Notice that the general solution of \(A\mathbf{x} = \mathbf{b}\) is exactly the homogeneous solution shifted by the particular solution \(\mathbf{p}\).
Geometrically, the solution sets of \(A\mathbf{x} = \mathbf{0}\) and \(A\mathbf{x} = \mathbf{b}\) are parallel:
the homogeneous solution set passes through the origin, and the nonhomogeneous one is its translate by any particular solution.
This observation crystallizes into the following result.
Theorem: Solution Set Structure
Suppose the system \(A\mathbf{x} = \mathbf{b}\) is consistent, and let \(\mathbf{p}\) be a particular solution.
Then the solution set of \(A\mathbf{x} = \mathbf{b}\) is exactly the set of all vectors of the form
\[
\mathbf{w} = \mathbf{p} + \mathbf{v}_h,
\]
where \(\mathbf{v}_h\) ranges over all solutions of the homogeneous system \(A\mathbf{x} = \mathbf{0}\).
Proof:
(\(\supseteq\)) Let \(\mathbf{p}\) be a particular solution and \(\mathbf{v}_h\) any homogeneous solution.
Set \(\mathbf{w} = \mathbf{p} + \mathbf{v}_h\).
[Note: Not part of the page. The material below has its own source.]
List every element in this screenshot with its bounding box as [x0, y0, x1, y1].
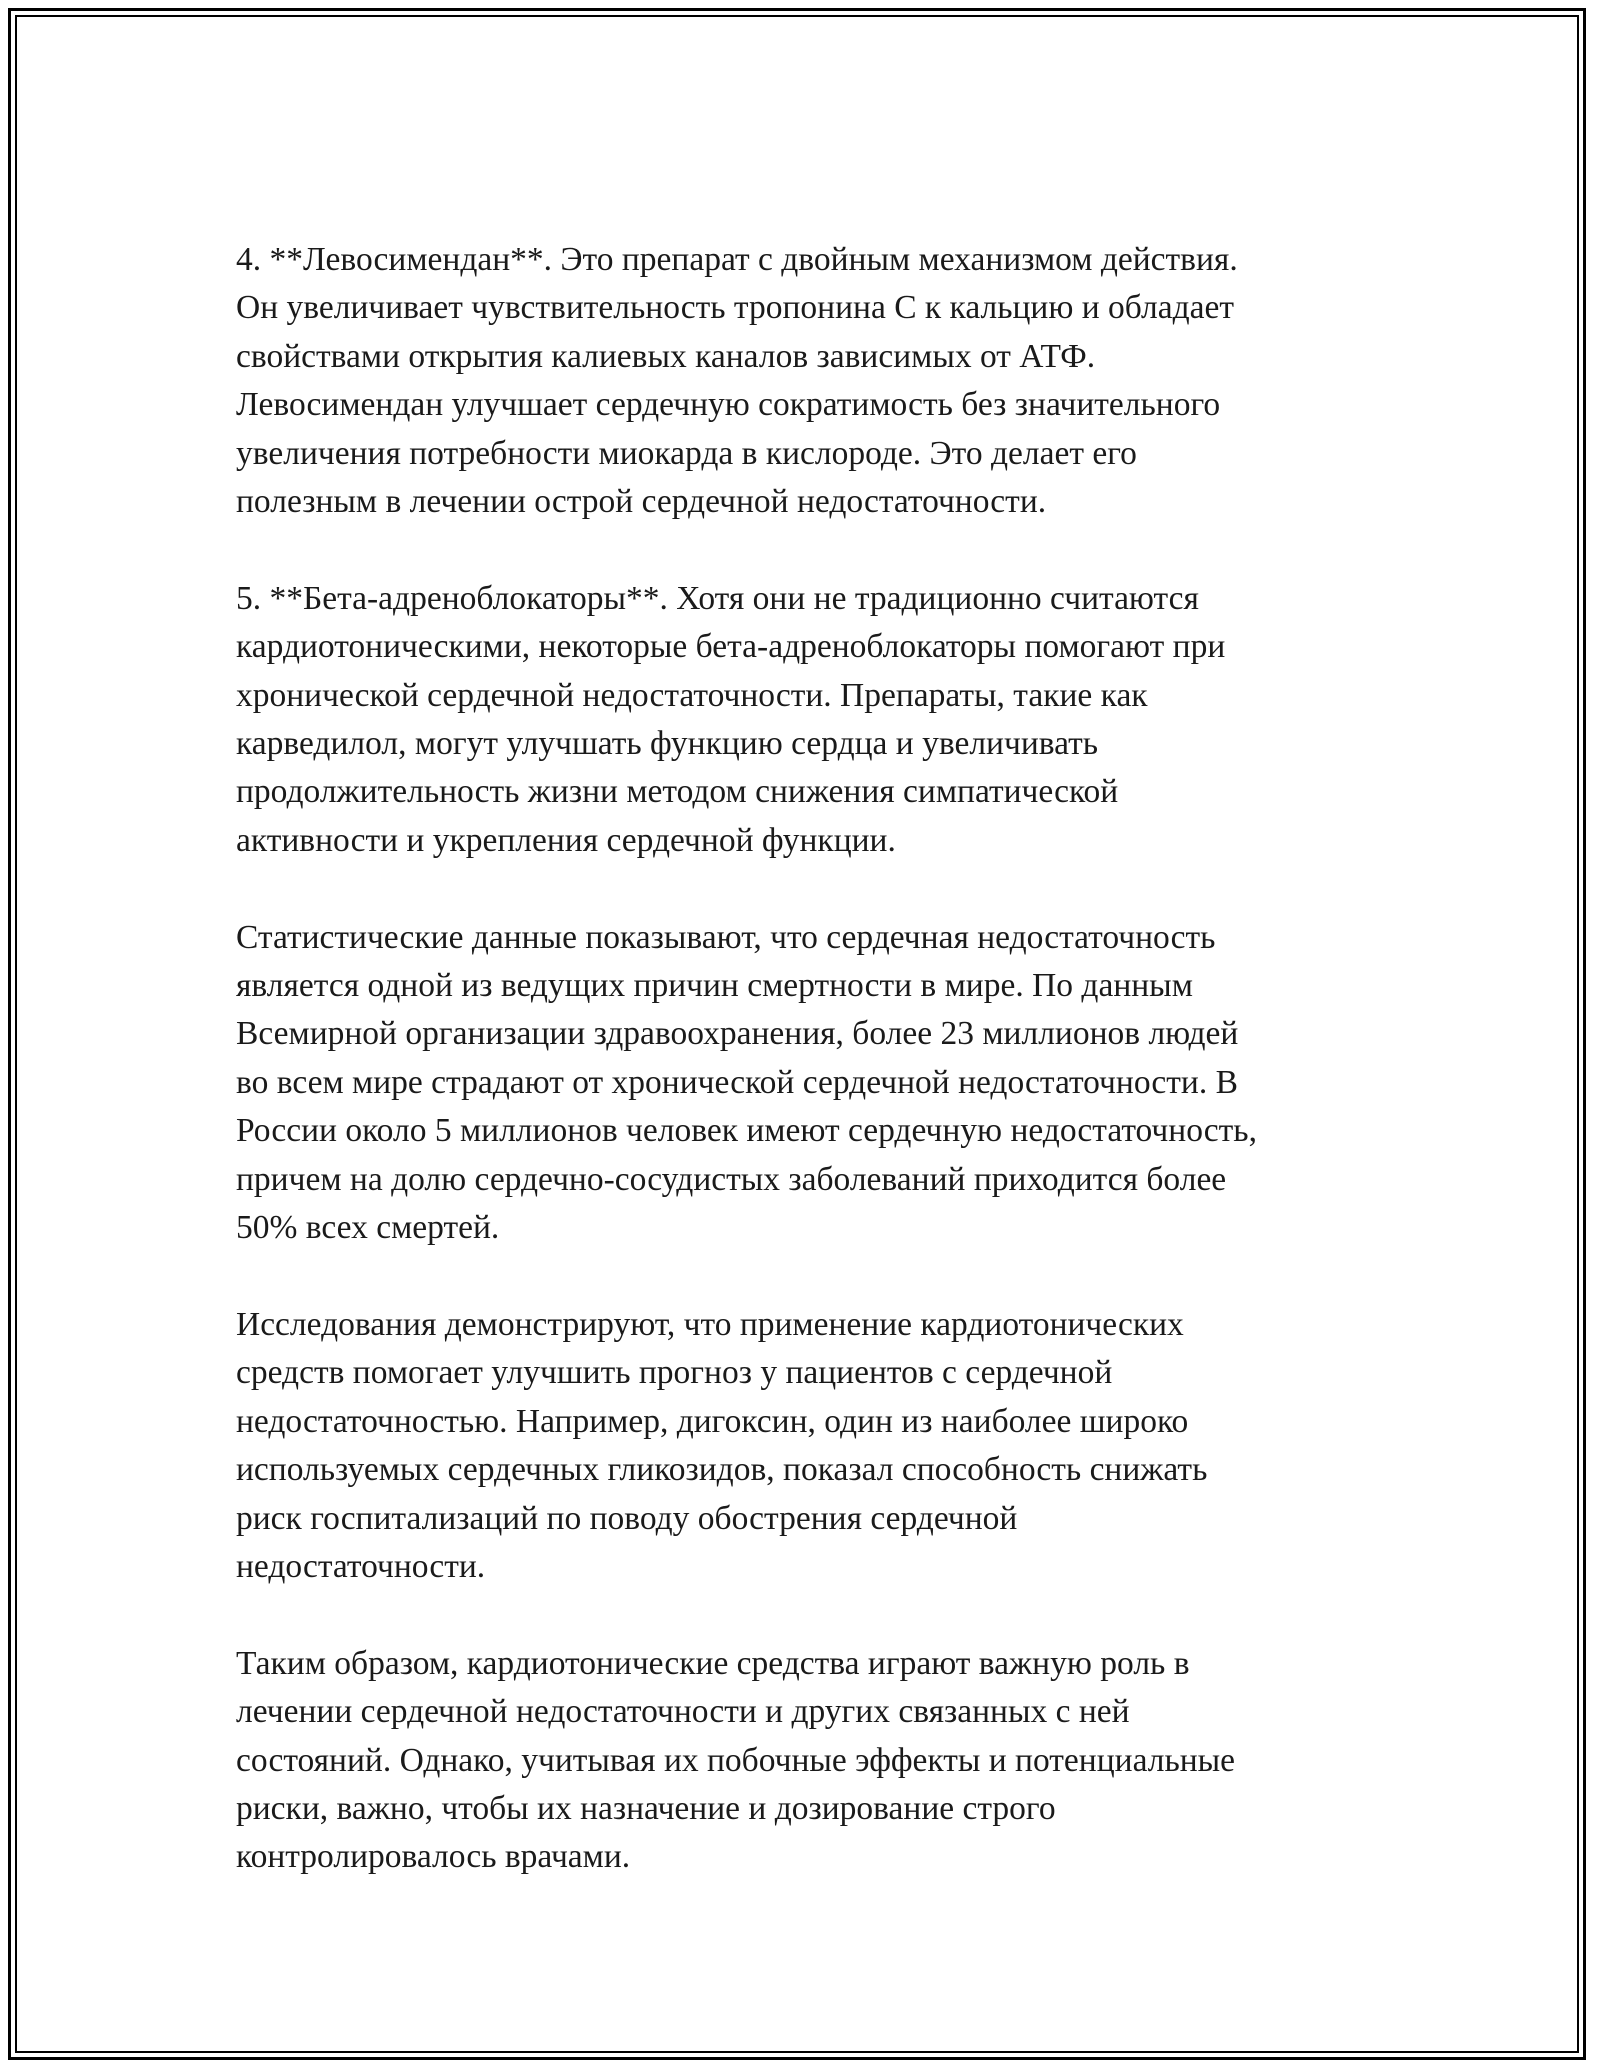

Then
\[
A\mathbf{w} = A(\mathbf{p} + \mathbf{v}_h) = A\mathbf{p} + A\mathbf{v}_h = \mathbf{b} + \mathbf{0} = \mathbf{b},
\]
so \(\mathbf{w}\) is a solution of \(A\mathbf{x} = \mathbf{b}\).
(\(\subseteq\)) Conversely, let \(\mathbf{w}\) be any solution of \(A\mathbf{x} = \mathbf{b}\), and
define \(\mathbf{v}_h = \mathbf{w} - \mathbf{p}\). Then
\[
A\mathbf{v}_h = A(\mathbf{w} - \mathbf{p}) = A\mathbf{w} - A\mathbf{p} = \mathbf{b} - \mathbf{b} = \mathbf{0},
\]
so \(\mathbf{v}_h\) is a homogeneous solution. Hence \(\mathbf{w} = \mathbf{p} + \mathbf{v}_h\) has the claimed form.
This theorem captures a structural pattern that recurs throughout mathematics: the solution set of a linear nonhomogeneous problem
is always an affine translate of the corresponding homogeneous solution space.
The same principle governs solutions of linear differential equations,
where the general solution is a particular solution plus an arbitrary element of the kernel of the differential operator.